Demand reduction needs to relate to resources as well as energy. The potential for repair and reuse skills becoming an important part of our circular economy needs to be part of our approach.

Finally, there is nothing in the green industrial strategy on ownership, decentralisation or the risks of financialisation. Some members slightly turned their nose up when Richard Leonard was making some very important and serious points on that issue. However, I do not want to swap a bunch of multinational fossil fuel companies for a bunch of multinational renewables companies. I want the agenda to be one that ushers in a new economy that is fundamentally more equal and that does not allow the wealth that needs to be invested in the green transition to be hoarded by a few billionaire tax exiles.

16:37  

Meeting of the Parliament

Programme for Government (Growing Scotland’s Green Economy)
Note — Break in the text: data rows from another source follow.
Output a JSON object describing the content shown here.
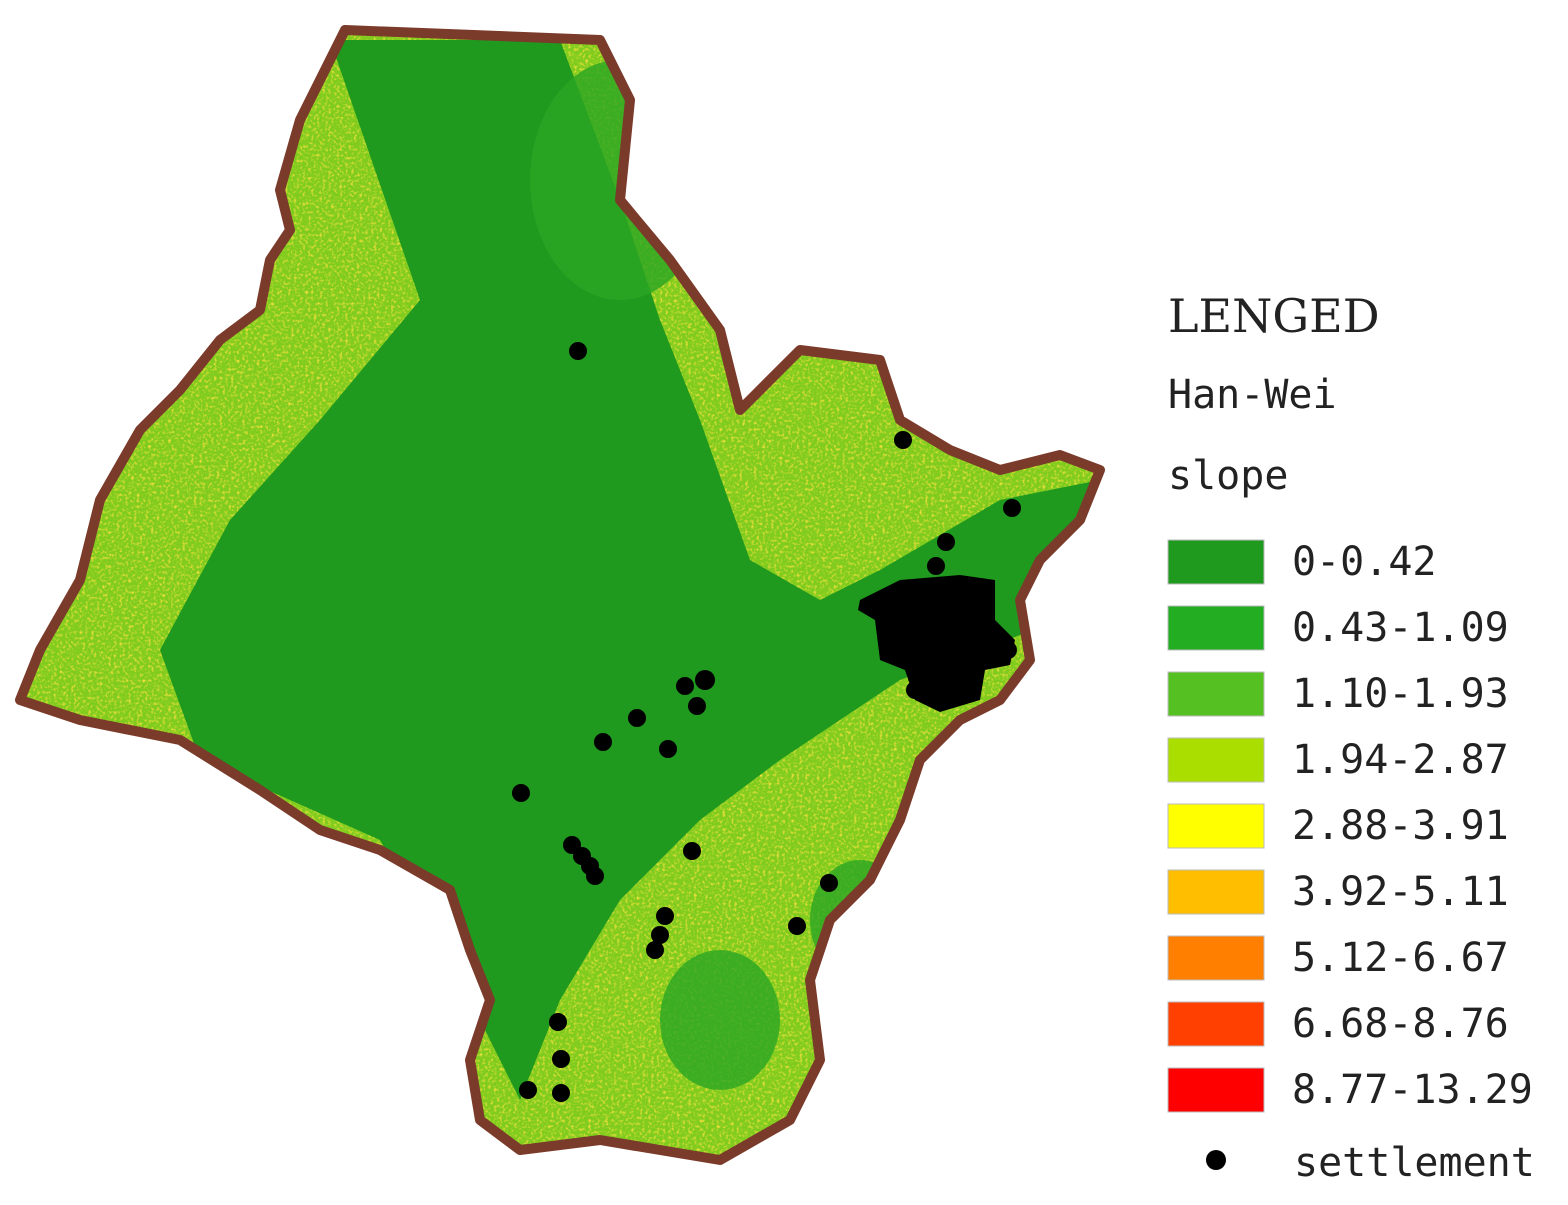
{
  "legend": {
    "title": "LENGED",
    "subtitle": "Han-Wei",
    "variable": "slope",
    "classes": [
      {
        "label": "0-0.42",
        "color": "#1f9a1f"
      },
      {
        "label": "0.43-1.09",
        "color": "#22ad22"
      },
      {
        "label": "1.10-1.93",
        "color": "#55c022"
      },
      {
        "label": "1.94-2.87",
        "color": "#aadd00"
      },
      {
        "label": "2.88-3.91",
        "color": "#ffff00"
      },
      {
        "label": "3.92-5.11",
        "color": "#ffbf00"
      },
      {
        "label": "5.12-6.67",
        "color": "#ff8000"
      },
      {
        "label": "6.68-8.76",
        "color": "#ff4000"
      },
      {
        "label": "8.77-13.29",
        "color": "#ff0000"
      }
    ],
    "point_label": "settlement"
  }
}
Meeting date: 12 September 2024

Patrick Harvie

Will the Deputy First Minister come on to address the economic arguments that were made in relation to, for example, the hoarding of wealth by the super-rich—by billionaire tax exiles such as Jim Ratcliffe, who has failed the community of Grangemouth so grievously? Is that not a fundamental reason why Governments do not have the resources that they need in order to be able to invest in the green transition? Will the Government come on to address that issue of financialisation and privatisation, which is at the heart of the economic problems that we are facing?